Nederland staat voor urgente opgaven op het gebied van klimaat, arbeidsmarkt, gezondheid en het toekomstige verdienvermogen. Bedrijven zijn onmisbaar bij de aanpak van deze opgaven. Waar de ene onderneming inzet op hergebruik van materialen en afvalstromen, investeert de andere in praktijklessen op een regionaal opleidingscentrum.

Tegelijkertijd constateert de WRR in dit rapport dat ondernemingen te gemakkelijk verdienen aan zaken die schade toebrengen aan mens en milieu. Zo is het goedkoper om nieuw plastic te maken dan oud plastic te recyclen. Ook is het vaak goedkoper om telkens nieuwe uitzendkrachten in te huren in plaats van het vaste personeel om te scholen.

Goede zaken en goed ondernemerschap gaan samen als er heldere grenzen worden gesteld. De overheid kan daarbij een sleutelrol vervullen, maar doet dat nu niet genoeg. Het regeringsbeleid houdt gevestigde ondernemingen te veel uit de wind; dat maakt hen afwachtend en belemmert vernieuwing vanuit het bedrijfsleven. Ook onderkent de overheid de zakelijke realiteit van bedrijven onvoldoende. Daardoor worden cruciale kansen gemist om maatschappelijke oplossingen tot de kern te maken van het verdienmodel van ondernemingen.

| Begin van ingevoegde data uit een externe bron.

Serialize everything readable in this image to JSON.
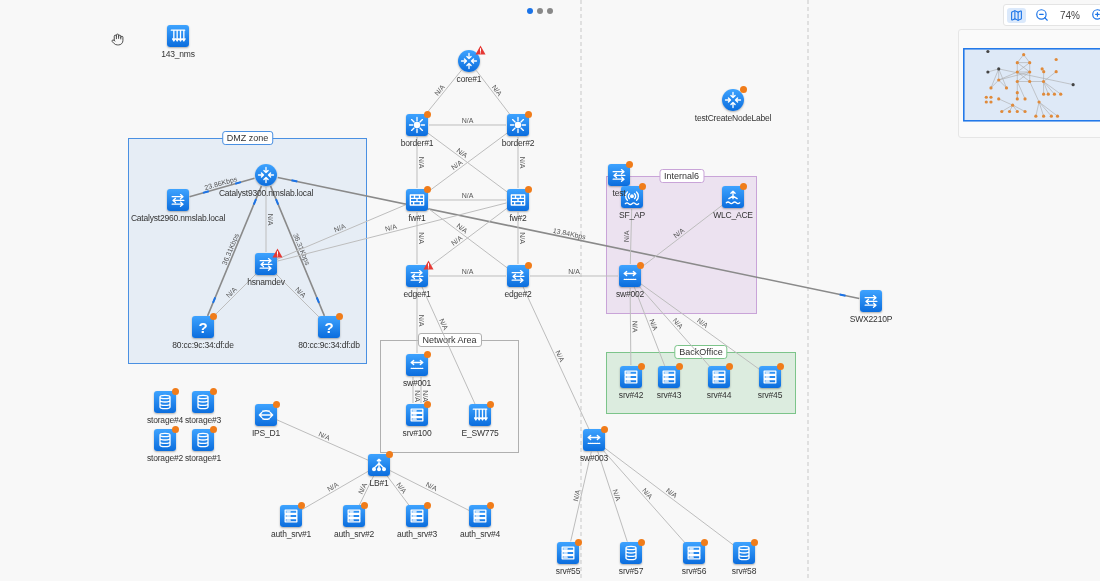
{
  "pages": [
    {
      "selected": true
    },
    {
      "selected": false
    },
    {
      "selected": false
    }
  ],
  "toolbar": {
    "minimap_toggle": {
      "selected": true
    },
    "zoom": "74%"
  },
  "zones": [
    {
      "label": "DMZ zone",
      "color": "#4a90e2"
    },
    {
      "label": "Internal6",
      "color": "#c9a4d8"
    },
    {
      "label": "Network Area",
      "color": "#b0b0b0"
    },
    {
      "label": "BackOffice",
      "color": "#7cc48a"
    }
  ],
  "nodes": [
    {
      "label": "143_nms",
      "kind": "patch",
      "alert": false,
      "status_dot": false
    },
    {
      "label": "core#1",
      "kind": "router",
      "alert": true,
      "status_dot": false
    },
    {
      "label": "border#1",
      "kind": "star",
      "alert": false,
      "status_dot": true
    },
    {
      "label": "border#2",
      "kind": "star",
      "alert": false,
      "status_dot": true
    },
    {
      "label": "Catalyst9300.nmslab.local",
      "kind": "router",
      "alert": false,
      "status_dot": false
    },
    {
      "label": "Catalyst2960.nmslab.local",
      "kind": "switch",
      "alert": false,
      "status_dot": false
    },
    {
      "label": "fw#1",
      "kind": "firewall",
      "alert": false,
      "status_dot": true
    },
    {
      "label": "fw#2",
      "kind": "firewall",
      "alert": false,
      "status_dot": true
    },
    {
      "label": "hsnamdev",
      "kind": "switch",
      "alert": true,
      "status_dot": false
    },
    {
      "label": "edge#1",
      "kind": "switch",
      "alert": true,
      "status_dot": false
    },
    {
      "label": "edge#2",
      "kind": "switch",
      "alert": false,
      "status_dot": true
    },
    {
      "label": "sw#002",
      "kind": "l2switch",
      "alert": false,
      "status_dot": true
    },
    {
      "label": "80:cc:9c:34:df:de",
      "kind": "unknown",
      "glyph": "?",
      "alert": false,
      "status_dot": true
    },
    {
      "label": "80:cc:9c:34:df:db",
      "kind": "unknown",
      "glyph": "?",
      "alert": false,
      "status_dot": true
    },
    {
      "label": "SWX2210P",
      "kind": "switch",
      "alert": false,
      "status_dot": false
    },
    {
      "label": "testCreateNodeLabel",
      "kind": "router",
      "alert": false,
      "status_dot": true
    },
    {
      "label": "test",
      "kind": "switch",
      "alert": false,
      "status_dot": true
    },
    {
      "label": "SF_AP",
      "kind": "ap",
      "alert": false,
      "status_dot": true
    },
    {
      "label": "WLC_ACE",
      "kind": "wlc",
      "alert": false,
      "status_dot": true
    },
    {
      "label": "sw#001",
      "kind": "l2switch",
      "alert": false,
      "status_dot": true
    },
    {
      "label": "srv#100",
      "kind": "server",
      "alert": false,
      "status_dot": true
    },
    {
      "label": "E_SW775",
      "kind": "patch",
      "alert": false,
      "status_dot": true
    },
    {
      "label": "srv#42",
      "kind": "server",
      "alert": false,
      "status_dot": true
    },
    {
      "label": "srv#43",
      "kind": "server",
      "alert": false,
      "status_dot": true
    },
    {
      "label": "srv#44",
      "kind": "server",
      "alert": false,
      "status_dot": true
    },
    {
      "label": "srv#45",
      "kind": "server",
      "alert": false,
      "status_dot": true
    },
    {
      "label": "storage#4",
      "kind": "storage",
      "alert": false,
      "status_dot": true
    },
    {
      "label": "storage#3",
      "kind": "storage",
      "alert": false,
      "status_dot": true
    },
    {
      "label": "storage#2",
      "kind": "storage",
      "alert": false,
      "status_dot": true
    },
    {
      "label": "storage#1",
      "kind": "storage",
      "alert": false,
      "status_dot": true
    },
    {
      "label": "IPS_D1",
      "kind": "ips",
      "alert": false,
      "status_dot": true
    },
    {
      "label": "sw#003",
      "kind": "l2switch",
      "alert": false,
      "status_dot": true
    },
    {
      "label": "LB#1",
      "kind": "lb",
      "alert": false,
      "status_dot": true
    },
    {
      "label": "auth_srv#1",
      "kind": "server",
      "alert": false,
      "status_dot": true
    },
    {
      "label": "auth_srv#2",
      "kind": "server",
      "alert": false,
      "status_dot": true
    },
    {
      "label": "auth_srv#3",
      "kind": "server",
      "alert": false,
      "status_dot": true
    },
    {
      "label": "auth_srv#4",
      "kind": "server",
      "alert": false,
      "status_dot": true
    },
    {
      "label": "srv#55",
      "kind": "server",
      "alert": false,
      "status_dot": true
    },
    {
      "label": "srv#57",
      "kind": "storage",
      "alert": false,
      "status_dot": true
    },
    {
      "label": "srv#56",
      "kind": "server",
      "alert": false,
      "status_dot": true
    },
    {
      "label": "srv#58",
      "kind": "storage",
      "alert": false,
      "status_dot": true
    }
  ],
  "links": [
    {
      "label": "N/A",
      "kind": "plain"
    },
    {
      "label": "N/A",
      "kind": "plain"
    },
    {
      "label": "N/A",
      "kind": "plain"
    },
    {
      "label": "N/A",
      "kind": "plain"
    },
    {
      "label": "N/A",
      "kind": "plain"
    },
    {
      "label": "N/A",
      "kind": "plain"
    },
    {
      "label": "N/A",
      "kind": "plain"
    },
    {
      "label": "N/A",
      "kind": "plain"
    },
    {
      "label": "23.86Kbps",
      "kind": "traffic"
    },
    {
      "label": "13.84Kbps",
      "kind": "traffic"
    },
    {
      "label": "N/A",
      "kind": "plain"
    },
    {
      "label": "36.31Kbps",
      "kind": "traffic"
    },
    {
      "label": "36.31Kbps",
      "kind": "traffic"
    },
    {
      "label": "N/A",
      "kind": "plain"
    },
    {
      "label": "N/A",
      "kind": "plain"
    },
    {
      "label": "N/A",
      "kind": "plain"
    },
    {
      "label": "N/A",
      "kind": "plain"
    },
    {
      "label": "N/A",
      "kind": "plain"
    },
    {
      "label": "N/A",
      "kind": "plain"
    },
    {
      "label": "N/A",
      "kind": "plain"
    },
    {
      "label": "N/A",
      "kind": "plain"
    },
    {
      "label": "N/A",
      "kind": "plain"
    },
    {
      "label": "N/A",
      "kind": "plain"
    },
    {
      "label": "N/A",
      "kind": "plain"
    },
    {
      "label": "N/A",
      "kind": "plain"
    },
    {
      "label": "N/A",
      "kind": "plain"
    },
    {
      "label": "N/A",
      "kind": "plain"
    },
    {
      "label": "N/A",
      "kind": "plain"
    },
    {
      "label": "N/A",
      "kind": "plain"
    },
    {
      "label": "N/A",
      "kind": "plain"
    },
    {
      "label": "N/A",
      "kind": "plain"
    },
    {
      "label": "N/A",
      "kind": "plain"
    },
    {
      "label": "N/A",
      "kind": "plain"
    },
    {
      "label": "N/A",
      "kind": "plain"
    },
    {
      "label": "N/A",
      "kind": "plain"
    },
    {
      "label": "N/A",
      "kind": "plain"
    },
    {
      "label": "N/A",
      "kind": "plain"
    },
    {
      "label": "N/A",
      "kind": "plain"
    },
    {
      "label": "N/A",
      "kind": "plain"
    },
    {
      "label": "N/A",
      "kind": "plain"
    },
    {
      "label": "N/A",
      "kind": "plain"
    },
    {
      "label": "N/A",
      "kind": "plain"
    },
    {
      "label": "N/A",
      "kind": "plain"
    }
  ]
}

De WRR pleit daarom voor een omslag in beleid: van pamperen naar uitdagen en motiveren. Zorg dat ondernemers met de innovaties komen die we zo hard nodig hebben. Recycling, scholing, gezondere voeding: laat ondernemingen het verschil maken. Dat vraagt wel om consequent beleid richting bedrijven. We doen hiertoe drie hoofdaanbevelingen:

  1. Laat goede zaken lonen: zet in op ambitieuze combinaties van beprijzing en normering en versterk de regie over regulering en toezicht.
  2. Wees terughoudend met subsidies en fiscale regelingen: bied steun alleen als tijdelijk zetje voor maatschappelijke oplossingen.
  3. Ontketen investeringen voor transities: maak aanbestedingsbeleid opgavegericht en vergroot de slagkracht van investeringen via een publiek-private bank.

Dit beleid heeft alleen kans van slagen als de overheid zich committeert aan haar eigen ambities over de tijd. Een overheid die duidelijkheid verschaft, geeft bedrijven de aansporing om aan de slag te gaan.

Het rapport wordt op 14 september aangeboden aan Micky Adriaansens, demissionair minister van Economische Zaken en Klimaat.